Enfin, il résulte des messages que Monsieur [O] [W] a envoyés à Madame [F] [B] entre le 3 mars et le 21 mai, que des explications sur la rupture sont intervenues. Monsieur [O] [W] explique ainsi le 21 mars avoir compris qu’il était « trop envahissant », et précise encore qu’il a " bien entendu [ses] critiques et le reste « . Le 21 mai, il écrivait à son ex-conjointe » je te demande pardon si je t’ai fait du mal « , » je veux […] te laisser libre de tes envies et choix ce que je ne savais pas faire avant, je veux te voir heureuse et souriante, te reconquérir ". Monsieur [O] [W] avait donc conscience de l’existence de problématiques au sein de leur relation.
En tout état de cause, Madame [F] [B] était libre de mettre fin à sa relation avec le demandeur après des années de concubinage, sans que cette décision ou les circonstances de la rupture ne soient de nature à qualifier ladite rupture de brutale et fautive.
Cinquièmement, les sommes que Monsieur [O] [W] a pu mobiliser pour son ex-conjointe sont inopérantes à qualifier de fautive les circonstances de cette rupture. De fait, le prétendu prêt et le paiement par Monsieur [O] [W] des travaux relatifs à la cuisine de l’appartement de Madame [F] [B] sont sans emport sur les circonstances de la rupture et sur son caractère fautif.
De même, Monsieur [O] [W] verse encore aux débats diverses attestations médicales soulignant les conséquences de cette rupture sur son état de santé physique et mentale (pièce 19 à 23 [W]). Toutefois, même s’il n’est pas contestable que la rupture voulue par Madame [F] [B] a plongé Monsieur [O] [W] dans une grande souffrance, cela ne signifie pas pour autant qu’une faute a été commise dans le cadre de cette rupture ni que cette dernière a été abusive.
En l’absence de faute imputable à Madame [F] [B] dans les circonstances de la rupture de cette union libre qu’est le concubinage, Monsieur [O] [W] ne peut pas prétendre à l’indemnisation des préjudices qu’il soutient avoir subi.

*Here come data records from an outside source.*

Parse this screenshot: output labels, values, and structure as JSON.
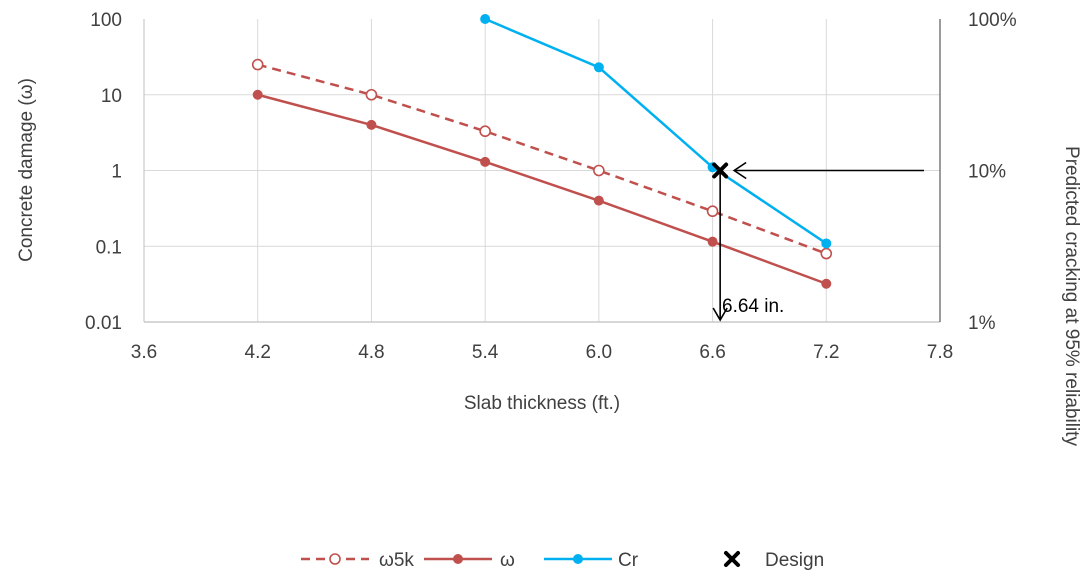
{
  "chart_data": {
    "type": "line",
    "xlabel": "Slab thickness  (ft.)",
    "ylabel": "Concrete damage (ω)",
    "y2label": "Predicted cracking at 95% reliability",
    "x_ticks": [
      "3.6",
      "4.2",
      "4.8",
      "5.4",
      "6.0",
      "6.6",
      "7.2",
      "7.8"
    ],
    "y_ticks": [
      "0.01",
      "0.1",
      "1",
      "10",
      "100"
    ],
    "y2_ticks": [
      "1%",
      "10%",
      "100%"
    ],
    "xlim": [
      3.6,
      7.8
    ],
    "ylim": [
      0.01,
      100
    ],
    "y_scale": "log",
    "y2lim": [
      1,
      100
    ],
    "y2_scale": "log",
    "grid": true,
    "legend_position": "bottom",
    "series": [
      {
        "name": "ω5k",
        "axis": "left",
        "color": "#C0504D",
        "dashed": true,
        "marker": "open-circle",
        "x": [
          4.2,
          4.8,
          5.4,
          6.0,
          6.6,
          7.2
        ],
        "y": [
          25,
          10,
          3.3,
          1.0,
          0.29,
          0.08
        ]
      },
      {
        "name": "ω",
        "axis": "left",
        "color": "#C0504D",
        "dashed": false,
        "marker": "filled-circle",
        "x": [
          4.2,
          4.8,
          5.4,
          6.0,
          6.6,
          7.2
        ],
        "y": [
          10,
          4.0,
          1.3,
          0.4,
          0.115,
          0.032
        ]
      },
      {
        "name": "Cr",
        "axis": "right",
        "color": "#00B0F0",
        "dashed": false,
        "marker": "filled-circle",
        "x": [
          5.4,
          6.0,
          6.6,
          7.2
        ],
        "y": [
          100,
          48,
          10.5,
          3.3
        ]
      },
      {
        "name": "Design",
        "axis": "right",
        "color": "#000000",
        "dashed": false,
        "marker": "x",
        "x": [
          6.64
        ],
        "y": [
          10
        ]
      }
    ],
    "annotation": {
      "text": "6.64 in.",
      "x": 6.64,
      "y_right": 10
    }
  }
}
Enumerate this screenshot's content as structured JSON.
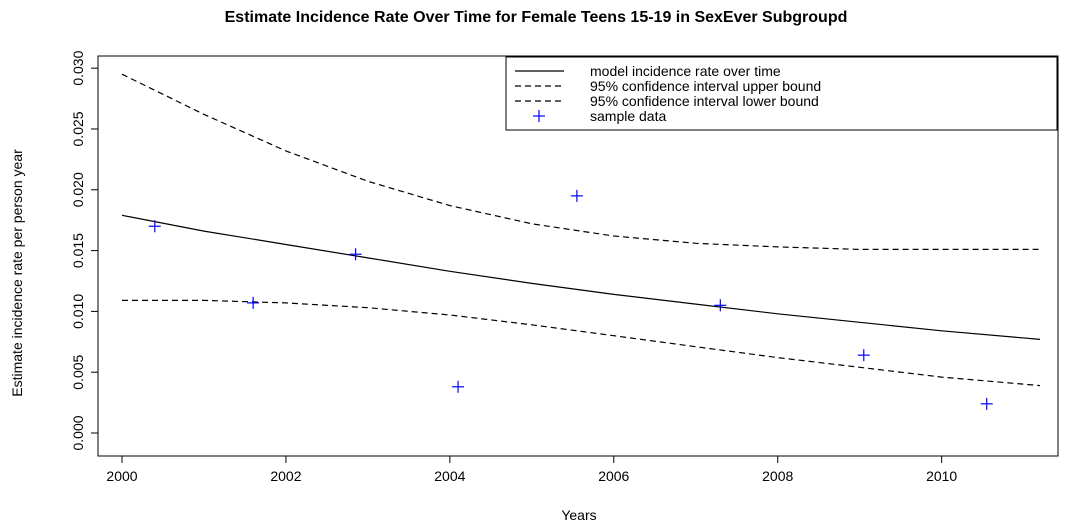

Dès lors, il conviendra de rejeter la demande de dommages et intérêts de Monsieur [O] [W].
Sur les frais du procès et l’exécution provisoire
Sur les dépens
Aux termes de l’article 696 du code de procédure civile, la partie perdante est condamnée aux dépens, à moins que le juge, par décision motivée, n’en mette la totalité ou une fraction à la charge d’une autre partie.
Monsieur [O] [W] qui succombe à l’instance, sera condamné aux dépens de l’instance.
Sur les demandes au titre des frais irrépétibles
Aux termes de l’article 700 du code de procédure civile, le juge condamne la partie tenue aux dépens ou qui perd son procès à payer (1°) à l’autre partie la somme qu’il détermine, au titre des frais exposés et non compris dans les dépens. Dans tous les cas, le juge tient compte de l’équité ou de la situation économique de la partie condamnée. Il peut, même d’office, pour des raisons tirées des mêmes considérations, dire qu’il n’y a pas lieu à ces condamnations.
Monsieur [O] [W], condamné aux dépens, devra payer à Madame [F] [B] au titre des frais exposés par elle et non compris dans les dépens, une somme qu’il est équitable de fixer à 1.000 euros et sera débouté de sa propre demande de ce chef.
PAR CES MOTIFS
Le tribunal, statuant par jugement contradictoire rendu en premier ressort par mise à disposition au greffe,
DÉBOUTE Monsieur [O] [W] de ses demandes ;
CONDAMNE Monsieur [O] [W] aux dépens ;
CONDAMNE Monsieur [O] [W] à payer à Madame [F] [B] la somme de 1.000 euros sur le fondement de l’article 700 du code de procédure civile ;
DÉBOUTE Monsieur [O] [W] de sa demande fondée sur l’article 700 du code de procédure civile ;
RAPPELLE que la présente décision est exécutoire de droit.